Oh oh, now he went and did it.
Blinder on CNBC just pointed out the obvious -- if you stop the deficit spending (because you refuse to raise the debt ceiling) GDP contracts on a dollar for dollar basis, which is about 6% -- instantly.
This of course means that GDP is overstated by that very same 6% compared against actual private demand, and what's worse is that it's perpetually being overstated.
This is an exponential function which is why our debt is expanding at an ever-increasing rate.
We can't keep doing that forever. Everyone admits that. But the longer we keep doing it the more it's going to suck when we stop doing it.
And this means you must stop doing it now, because tomorrow it will be worse, and the day after that even more so, and on and on and on.

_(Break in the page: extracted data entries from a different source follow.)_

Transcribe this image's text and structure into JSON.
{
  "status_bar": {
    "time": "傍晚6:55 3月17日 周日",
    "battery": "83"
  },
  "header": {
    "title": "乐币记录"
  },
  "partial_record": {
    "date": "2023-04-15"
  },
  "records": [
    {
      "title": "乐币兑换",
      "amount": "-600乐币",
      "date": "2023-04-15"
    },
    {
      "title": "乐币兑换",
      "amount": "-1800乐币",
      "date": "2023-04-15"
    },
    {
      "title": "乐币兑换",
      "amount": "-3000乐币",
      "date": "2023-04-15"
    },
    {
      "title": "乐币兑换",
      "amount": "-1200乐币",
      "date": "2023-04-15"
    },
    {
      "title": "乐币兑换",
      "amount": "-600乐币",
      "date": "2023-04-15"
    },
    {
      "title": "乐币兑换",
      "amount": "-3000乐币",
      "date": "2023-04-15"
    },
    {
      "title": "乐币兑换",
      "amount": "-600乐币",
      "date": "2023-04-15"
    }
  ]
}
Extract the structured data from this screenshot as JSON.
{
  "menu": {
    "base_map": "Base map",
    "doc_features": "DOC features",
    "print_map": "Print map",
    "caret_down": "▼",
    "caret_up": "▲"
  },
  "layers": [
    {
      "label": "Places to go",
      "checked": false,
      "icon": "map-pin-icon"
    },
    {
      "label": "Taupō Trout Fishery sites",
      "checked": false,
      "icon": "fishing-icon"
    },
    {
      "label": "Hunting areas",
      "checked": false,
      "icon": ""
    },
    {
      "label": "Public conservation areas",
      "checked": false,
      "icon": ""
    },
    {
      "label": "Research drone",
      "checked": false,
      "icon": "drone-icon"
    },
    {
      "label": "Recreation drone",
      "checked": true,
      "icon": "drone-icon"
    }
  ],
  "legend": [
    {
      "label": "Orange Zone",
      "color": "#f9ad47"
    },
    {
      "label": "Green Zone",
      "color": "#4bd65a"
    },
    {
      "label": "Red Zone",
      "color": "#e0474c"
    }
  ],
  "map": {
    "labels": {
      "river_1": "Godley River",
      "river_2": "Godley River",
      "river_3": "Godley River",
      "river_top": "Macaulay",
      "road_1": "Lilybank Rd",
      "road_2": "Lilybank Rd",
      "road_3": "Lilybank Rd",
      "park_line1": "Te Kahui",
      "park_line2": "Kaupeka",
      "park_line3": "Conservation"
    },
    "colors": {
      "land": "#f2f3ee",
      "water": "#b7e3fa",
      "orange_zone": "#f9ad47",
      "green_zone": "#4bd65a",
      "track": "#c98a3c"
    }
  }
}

The payroll tax cut (now expired) moved the Social Security exhaustion date to 2033, supposedly. I called it as 2019 assuming the tax cut remained in place but now that's gone I figured we might make it to 2025 or thereabouts. A pair of professors now believes it's 2031.
To stop this we would have to either index the program's retirement age, immediately cut benefits or permanently increase the FICA tax 2.7%.
Yes, that's on top of the 2% tax increase you already got on the 1st of January.
But again, when you get down to the bottom line nobody is yet facing down the real issue -- the exponential expansion of medical costs. Until that is addressed nothing else matters because you will never, ever grow the economy at a constant and never-interrupted 5, 6, 7, 8, 9 or more percent a year -- and the record from 1980 to today suggests that you need that number to be in excess of 9%.
Worse, for that growth rate to be real it must be in excess of debt increase in the system as a whole.
That has simply never happened in the history of America.
Ever.
Either take on the medical monopolies or shut your pie holes gentlemen.